ーこの距離で高速機動しながらの初弾命中とは・・・さすがはガトー大尉の盟友と言った所かー

 自身も目標として指示された、先頭の艦に向かいながらカリウスは素直に感嘆する。
制止状態の目標ならまだしも、巡航速度で移動する巡洋艦相手に、高速機動する機体の攻撃を命中させるには、自身の速度と相手の攻撃命中時点における予測位置、及び攻撃命中迄のタイムラグ。その全てが頭に入っていなければならない。
複雑な方程式によって導き出されるその全てを理解しても、戦場には不確定の事項が多すぎて初弾命中など至難の業だ


機動速度の違いと言うMS・MAに有利な部分を差し引いてもその技量は恐るべき物と言えよう。

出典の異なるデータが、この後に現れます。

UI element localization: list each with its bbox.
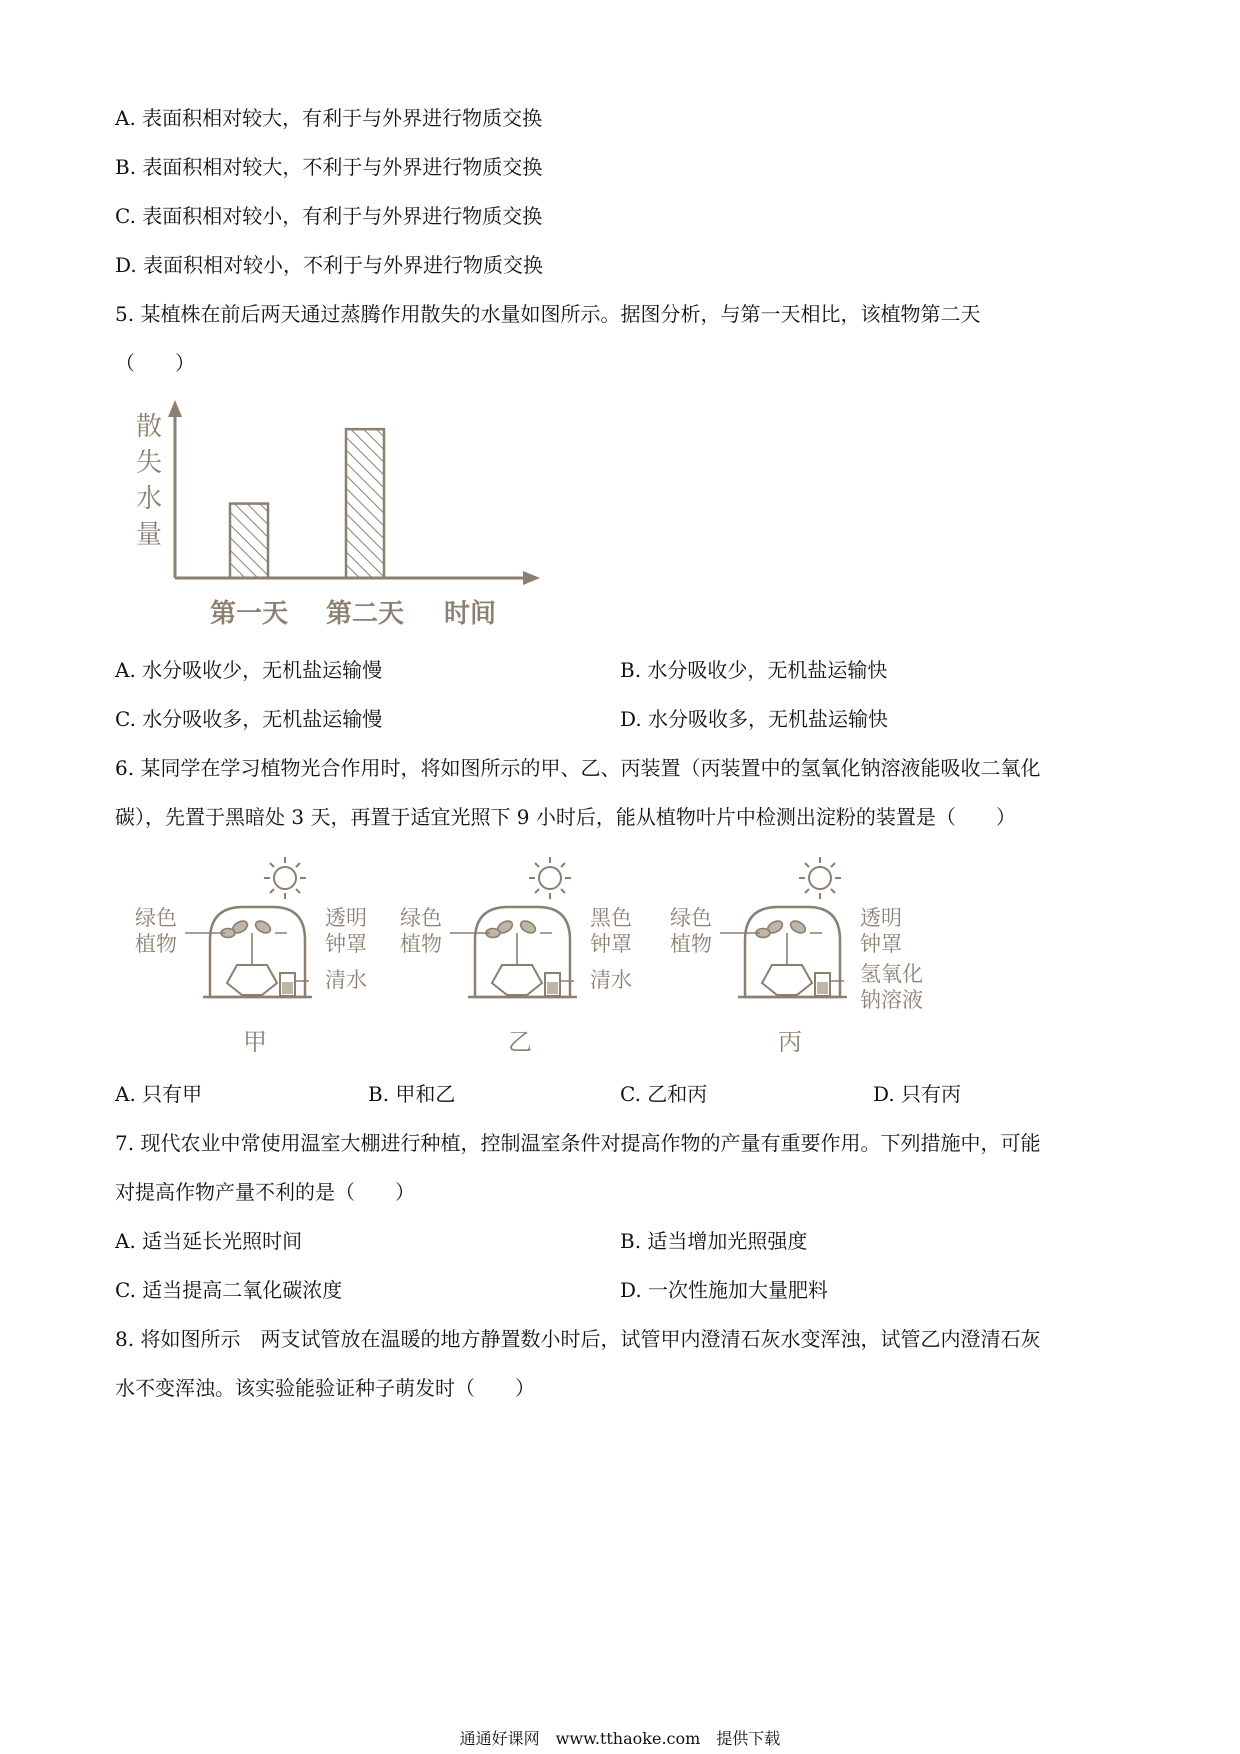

そしておそらくケリィはこの複雑怪奇な方程式を頭では無く身体で理解しているのだ。此は何もケリィだけが特別な訳では無く、ベテランと呼ばれるパイロットなら皆が身につけている物ではあるのだが、本年1月3日の開戦以来今日までのおよそ一年。その間の人的損失は激しく、パイロットの大多数はカリウスと同じく開戦後に補充された者達が占める。それでも連邦のパイロットの比較すれば極めて高い練度を有しているのだが、熟練パイロットの絶対数は日々低下している現状だ。


ー大尉達だけには苦労はかけられないー


 自身の機体ーMSー09Rリックドムーのスラスターを全開にし、目標との相対距離を瞬時に詰めたカリウスは訓練通り素早くその主武装たるジャイアント・バズを構える。
歩兵用のバズーカを単純に10倍したその火器は、砲弾に搭載された炸薬量も相まって、命中さえすれば、その当たり所によっては、マゼラン型戦艦すら一撃で轟沈せしめる恐るべき破壊力は秘めている。


「目標をセンターに入れてロックオン・・・」

 訓練で習ったことが思わず口をついて出る。教官が良く言っていた、落ち着きさえすれば問題ない。戦場では常に冷静でいろと。
そうは言っても手が震える。緊張で喉も乾いてくる。そうで無くても自分も敵も双方移動しているのである。巧く照準が合わせられない。

ーええい、ままよー

半ば盲撃に近い形で放たれた砲弾は、宇宙空間での慣性の法則通り、真っ直ぐ目標方向に飛んで行ったのだが、碌な照準も合わせていないソレは、カリウスの願いも虚しくただ艦底を通過していった。